宮大工とは、神社や仏閣の建築や補修を行う大工の事をいいます。宮大工は木組みを初めとする特殊な技術を要する為専門性が高いのが特徴です。宮大工の平均的な年収をご紹介します。見習いですと350万円から400万円ほどで、一人前になると600万円が相場のようです。中でも得に技術の高い宮大工は年収1千万を超す人もいるようです。一年を通して仕事を請け負えれば問題はないのですが、神社仏閣は新築工事というものがほとんど無く、補修を主としているので、1年中仕事を受注できるとは限らないのものです。ですので、安定した収入を得る為に、宮大工としての受注がない時には、一般的な大工仕事も請け負っている人が多くみられるようです。

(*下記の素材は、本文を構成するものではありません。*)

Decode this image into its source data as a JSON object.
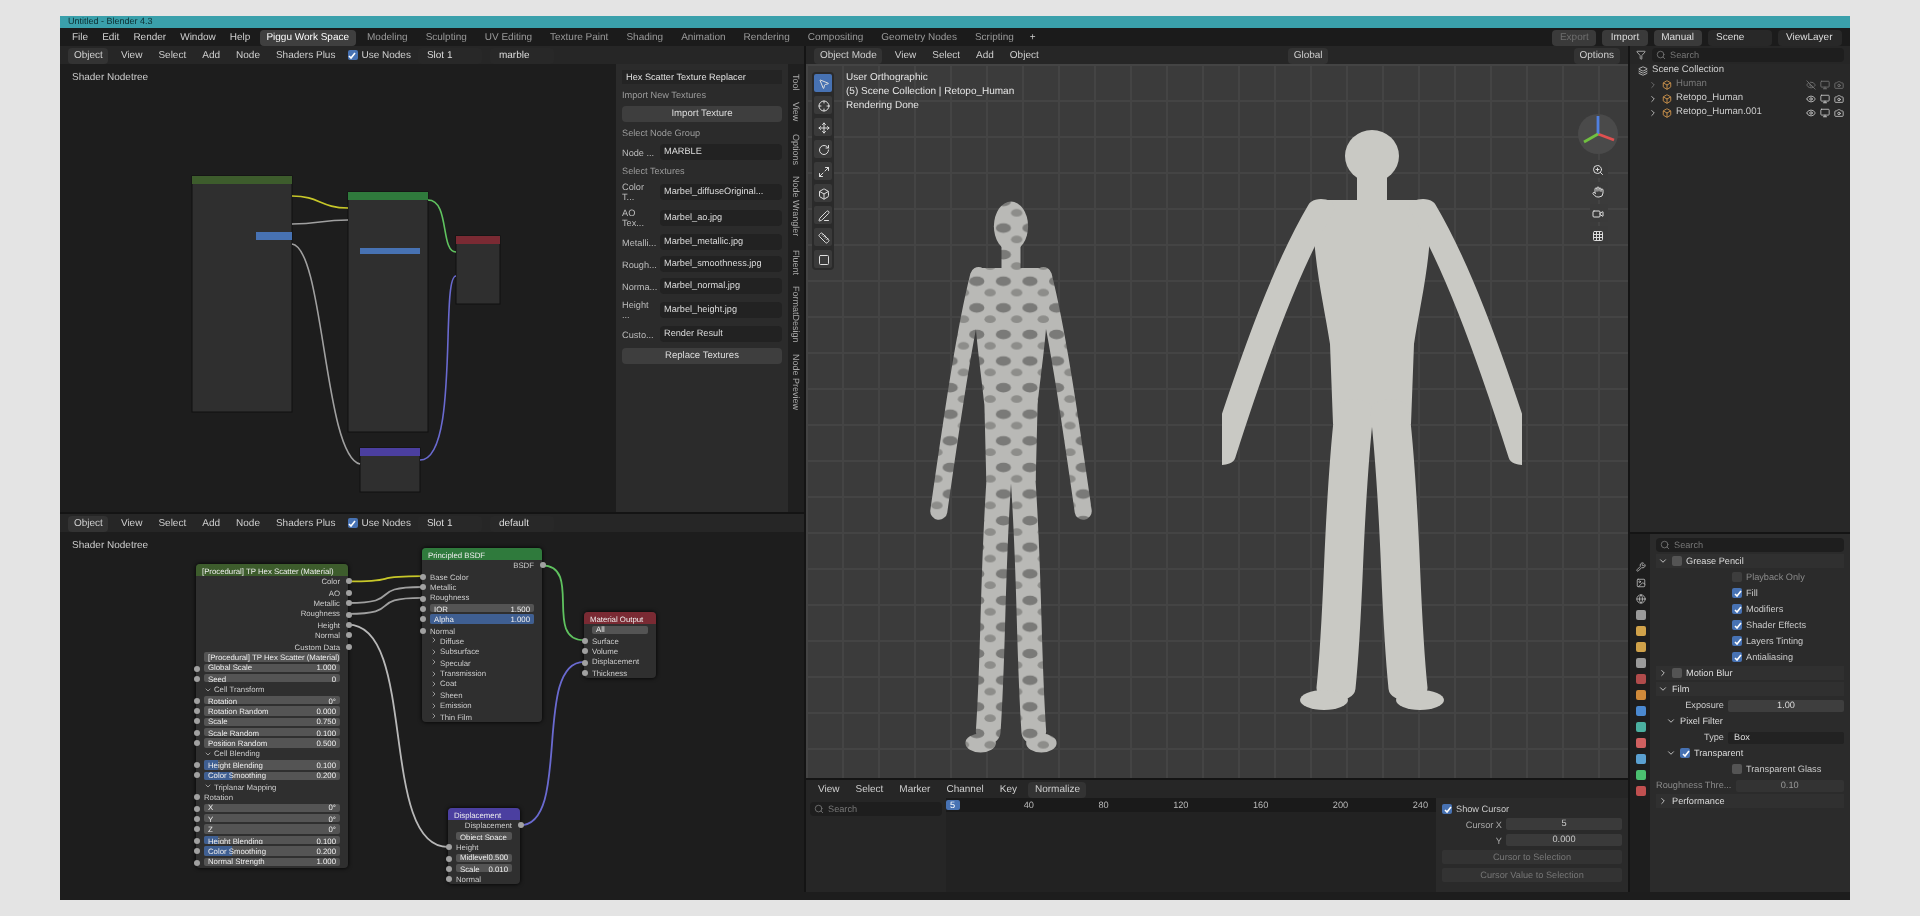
{
  "window": {
    "title": "Untitled - Blender 4.3"
  },
  "menus": [
    "File",
    "Edit",
    "Render",
    "Window",
    "Help"
  ],
  "workspaces": [
    {
      "label": "Piggu Work Space",
      "selected": true
    },
    {
      "label": "Modeling",
      "selected": false
    },
    {
      "label": "Sculpting",
      "selected": false
    },
    {
      "label": "UV Editing",
      "selected": false
    },
    {
      "label": "Texture Paint",
      "selected": false
    },
    {
      "label": "Shading",
      "selected": false
    },
    {
      "label": "Animation",
      "selected": false
    },
    {
      "label": "Rendering",
      "selected": false
    },
    {
      "label": "Compositing",
      "selected": false
    },
    {
      "label": "Geometry Nodes",
      "selected": false
    },
    {
      "label": "Scripting",
      "selected": false
    }
  ],
  "add_workspace": "+",
  "top_buttons": [
    {
      "label": "Export",
      "disabled": true
    },
    {
      "label": "Import",
      "disabled": false
    },
    {
      "label": "Manual",
      "disabled": false
    }
  ],
  "scene": "Scene",
  "view_layer": "ViewLayer",
  "node_editor_top": {
    "mode": "Object",
    "menus": [
      "View",
      "Select",
      "Add",
      "Node",
      "Shaders Plus"
    ],
    "use_nodes": {
      "label": "Use Nodes",
      "checked": true
    },
    "slot": "Slot 1",
    "material": "marble",
    "tree_label": "Shader Nodetree"
  },
  "addon_panel": {
    "title": "Hex Scatter Texture Replacer",
    "import_label": "Import New Textures",
    "import_button": "Import Texture",
    "group_label": "Select Node Group",
    "group_field": {
      "label": "Node ...",
      "value": "MARBLE"
    },
    "textures_label": "Select Textures",
    "textures": [
      {
        "label": "Color T...",
        "value": "Marbel_diffuseOriginal..."
      },
      {
        "label": "AO Tex...",
        "value": "Marbel_ao.jpg"
      },
      {
        "label": "Metalli...",
        "value": "Marbel_metallic.jpg"
      },
      {
        "label": "Rough...",
        "value": "Marbel_smoothness.jpg"
      },
      {
        "label": "Norma...",
        "value": "Marbel_normal.jpg"
      },
      {
        "label": "Height ...",
        "value": "Marbel_height.jpg"
      },
      {
        "label": "Custo...",
        "value": "Render Result"
      }
    ],
    "replace_button": "Replace Textures"
  },
  "side_tabs": [
    "Tool",
    "View",
    "Options",
    "Node Wrangler",
    "Fluent",
    "FormatDesign",
    "Node Preview"
  ],
  "node_editor_bottom": {
    "mode": "Object",
    "menus": [
      "View",
      "Select",
      "Add",
      "Node",
      "Shaders Plus"
    ],
    "use_nodes": {
      "label": "Use Nodes",
      "checked": true
    },
    "slot": "Slot 1",
    "material": "default",
    "tree_label": "Shader Nodetree",
    "nodes": [
      {
        "title": "[Procedural] TP Hex Scatter (Material)",
        "color": "#3d5c2c",
        "rows": [
          {
            "kind": "output",
            "label": "Color"
          },
          {
            "kind": "output",
            "label": "AO"
          },
          {
            "kind": "output",
            "label": "Metallic"
          },
          {
            "kind": "output",
            "label": "Roughness"
          },
          {
            "kind": "output",
            "label": "Height"
          },
          {
            "kind": "output",
            "label": "Normal"
          },
          {
            "kind": "output",
            "label": "Custom Data"
          },
          {
            "kind": "group",
            "label": "[Procedural] TP Hex Scatter (Material)"
          },
          {
            "kind": "value",
            "label": "Global Scale",
            "value": "1.000"
          },
          {
            "kind": "value",
            "label": "Seed",
            "value": "0"
          },
          {
            "kind": "section",
            "label": "Cell Transform",
            "expanded": true
          },
          {
            "kind": "value",
            "label": "Rotation",
            "value": "0°"
          },
          {
            "kind": "value",
            "label": "Rotation Random",
            "value": "0.000"
          },
          {
            "kind": "value",
            "label": "Scale",
            "value": "0.750"
          },
          {
            "kind": "value",
            "label": "Scale Random",
            "value": "0.100"
          },
          {
            "kind": "value",
            "label": "Position Random",
            "value": "0.500"
          },
          {
            "kind": "section",
            "label": "Cell Blending",
            "expanded": true
          },
          {
            "kind": "slider",
            "label": "Height Blending",
            "value": "0.100",
            "level": 0.1
          },
          {
            "kind": "slider",
            "label": "Color Smoothing",
            "value": "0.200",
            "level": 0.2
          },
          {
            "kind": "section",
            "label": "Triplanar Mapping",
            "expanded": true
          },
          {
            "kind": "input",
            "label": "Rotation"
          },
          {
            "kind": "value",
            "label": "X",
            "value": "0°"
          },
          {
            "kind": "value",
            "label": "Y",
            "value": "0°"
          },
          {
            "kind": "value",
            "label": "Z",
            "value": "0°"
          },
          {
            "kind": "slider",
            "label": "Height Blending",
            "value": "0.100",
            "level": 0.1
          },
          {
            "kind": "slider",
            "label": "Color Smoothing",
            "value": "0.200",
            "level": 0.2
          },
          {
            "kind": "value",
            "label": "Normal Strength",
            "value": "1.000"
          }
        ]
      },
      {
        "title": "Principled BSDF",
        "color": "#2f7a3c",
        "rows": [
          {
            "kind": "output",
            "label": "BSDF"
          },
          {
            "kind": "input",
            "label": "Base Color"
          },
          {
            "kind": "input",
            "label": "Metallic"
          },
          {
            "kind": "input",
            "label": "Roughness"
          },
          {
            "kind": "value",
            "label": "IOR",
            "value": "1.500"
          },
          {
            "kind": "slider",
            "label": "Alpha",
            "value": "1.000",
            "level": 1
          },
          {
            "kind": "input",
            "label": "Normal"
          },
          {
            "kind": "section",
            "label": "Diffuse",
            "expanded": false
          },
          {
            "kind": "section",
            "label": "Subsurface",
            "expanded": false
          },
          {
            "kind": "section",
            "label": "Specular",
            "expanded": false
          },
          {
            "kind": "section",
            "label": "Transmission",
            "expanded": false
          },
          {
            "kind": "section",
            "label": "Coat",
            "expanded": false
          },
          {
            "kind": "section",
            "label": "Sheen",
            "expanded": false
          },
          {
            "kind": "section",
            "label": "Emission",
            "expanded": false
          },
          {
            "kind": "section",
            "label": "Thin Film",
            "expanded": false
          }
        ]
      },
      {
        "title": "Material Output",
        "color": "#7a2a33",
        "rows": [
          {
            "kind": "dropdown",
            "label": "All"
          },
          {
            "kind": "input",
            "label": "Surface"
          },
          {
            "kind": "input",
            "label": "Volume"
          },
          {
            "kind": "input",
            "label": "Displacement"
          },
          {
            "kind": "input",
            "label": "Thickness"
          }
        ]
      },
      {
        "title": "Displacement",
        "color": "#4b3fa0",
        "rows": [
          {
            "kind": "output",
            "label": "Displacement"
          },
          {
            "kind": "dropdown",
            "label": "Object Space"
          },
          {
            "kind": "input",
            "label": "Height"
          },
          {
            "kind": "value",
            "label": "Midlevel",
            "value": "0.500"
          },
          {
            "kind": "value",
            "label": "Scale",
            "value": "0.010"
          },
          {
            "kind": "input",
            "label": "Normal"
          }
        ]
      }
    ]
  },
  "viewport": {
    "mode": "Object Mode",
    "menus": [
      "View",
      "Select",
      "Add",
      "Object"
    ],
    "orientation": "Global",
    "options": "Options",
    "overlay": [
      "User Orthographic",
      "(5) Scene Collection | Retopo_Human",
      "Rendering Done"
    ]
  },
  "timeline": {
    "menus": [
      "View",
      "Select",
      "Marker",
      "Channel",
      "Key"
    ],
    "normalize": "Normalize",
    "search_placeholder": "Search",
    "current_frame": "5",
    "frame_ticks": [
      "40",
      "80",
      "120",
      "160",
      "200",
      "240"
    ],
    "show_cursor": {
      "label": "Show Cursor",
      "checked": true
    },
    "cursor_x": {
      "label": "Cursor X",
      "value": "5"
    },
    "cursor_y": {
      "label": "Y",
      "value": "0.000"
    },
    "buttons": [
      "Cursor to Selection",
      "Cursor Value to Selection"
    ]
  },
  "outliner": {
    "search_placeholder": "Search",
    "root": "Scene Collection",
    "items": [
      {
        "name": "Human",
        "hidden": true
      },
      {
        "name": "Retopo_Human",
        "hidden": false
      },
      {
        "name": "Retopo_Human.001",
        "hidden": false
      }
    ]
  },
  "properties": {
    "search_placeholder": "Search",
    "rows": [
      {
        "kind": "section",
        "label": "Grease Pencil",
        "expanded": true,
        "checked": false
      },
      {
        "kind": "check",
        "label": "Playback Only",
        "checked": false,
        "disabled": true
      },
      {
        "kind": "check",
        "label": "Fill",
        "checked": true,
        "disabled": false
      },
      {
        "kind": "check",
        "label": "Modifiers",
        "checked": true,
        "disabled": false
      },
      {
        "kind": "check",
        "label": "Shader Effects",
        "checked": true,
        "disabled": false
      },
      {
        "kind": "check",
        "label": "Layers Tinting",
        "checked": true,
        "disabled": false
      },
      {
        "kind": "check",
        "label": "Antialiasing",
        "checked": true,
        "disabled": false
      },
      {
        "kind": "section",
        "label": "Motion Blur",
        "expanded": false,
        "checked": false
      },
      {
        "kind": "section",
        "label": "Film",
        "expanded": true
      },
      {
        "kind": "value",
        "label": "Exposure",
        "value": "1.00",
        "disabled": false
      },
      {
        "kind": "subsection",
        "label": "Pixel Filter",
        "expanded": true
      },
      {
        "kind": "dropdown",
        "label": "Type",
        "value": "Box"
      },
      {
        "kind": "subsection",
        "label": "Transparent",
        "expanded": true,
        "checked": true
      },
      {
        "kind": "check",
        "label": "Transparent Glass",
        "checked": false,
        "disabled": false
      },
      {
        "kind": "value",
        "label": "Roughness Thre...",
        "value": "0.10",
        "disabled": true
      },
      {
        "kind": "section",
        "label": "Performance",
        "expanded": false
      }
    ]
  }
}
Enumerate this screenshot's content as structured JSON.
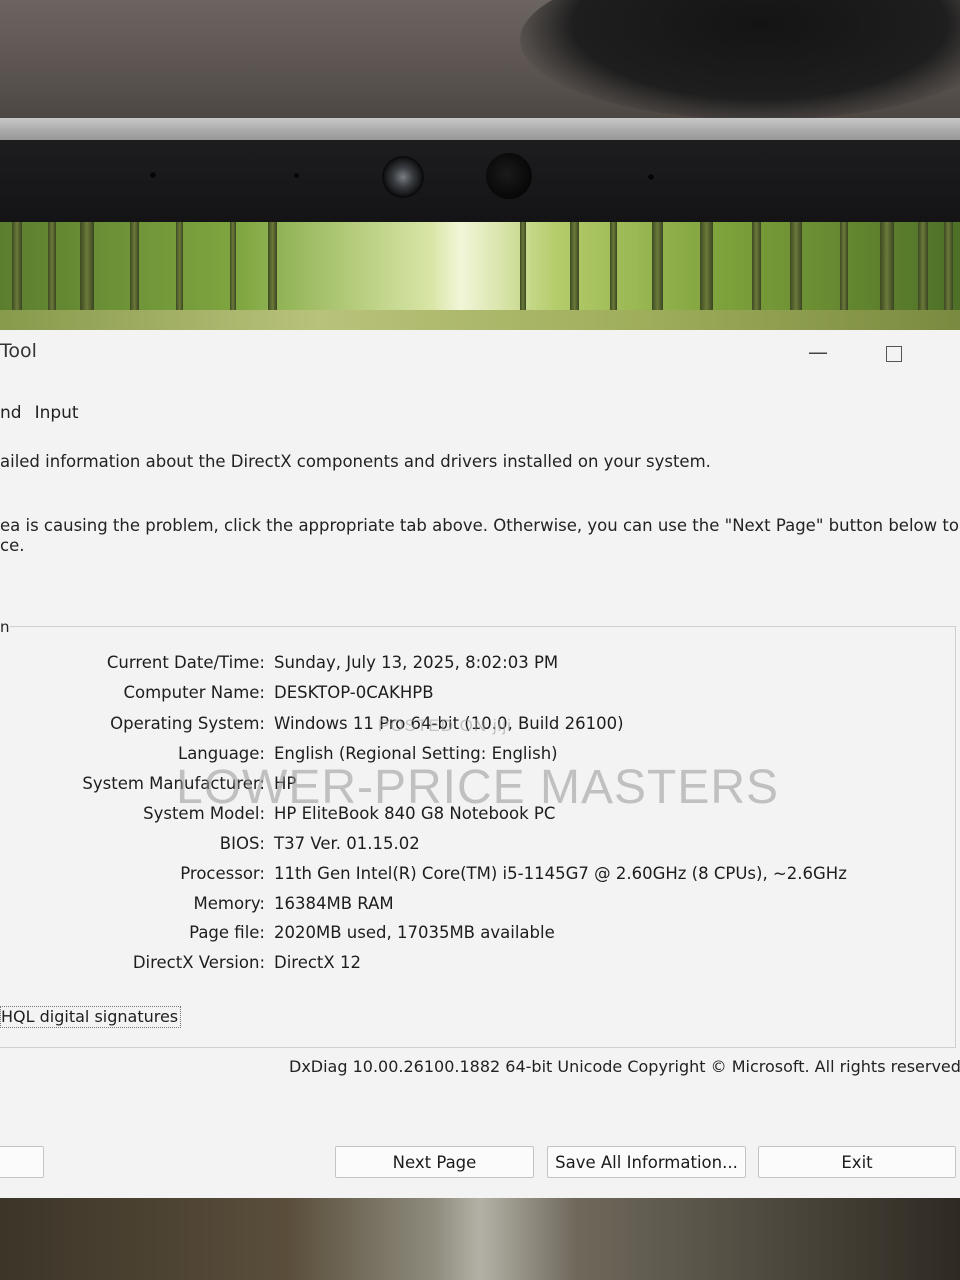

宮大工は特別な資格を要するわけではありません。技術は徒弟制度という形で師匠から弟子へと伝えられていきます。昔は数百人いたとされていますが、現在は百人に満たない人数しかいないと言われています。神社仏閣は、長い年月の間どんな天候に耐えなければなりません。また地震大国でもある日本は地震に耐えられる建築物を作らなくてはなりません。宮大工は釘などをほとんど使わずに建てます。釘を使わず、木組みをした方が地震災害などに耐えられる耐震性を持つからです。また、礎石という石を土台にしその上に柱を立て建築物を建てています。こうすることで地震の揺れに対する反発を抑えることが出来るほか、湿気から木材が腐食していくのを防ぐことが出来ます。一般住宅では見る事のできない技、それを要するのが宮大工であり、伝統的な建築物を護り伝えていく重要な役割を担っています。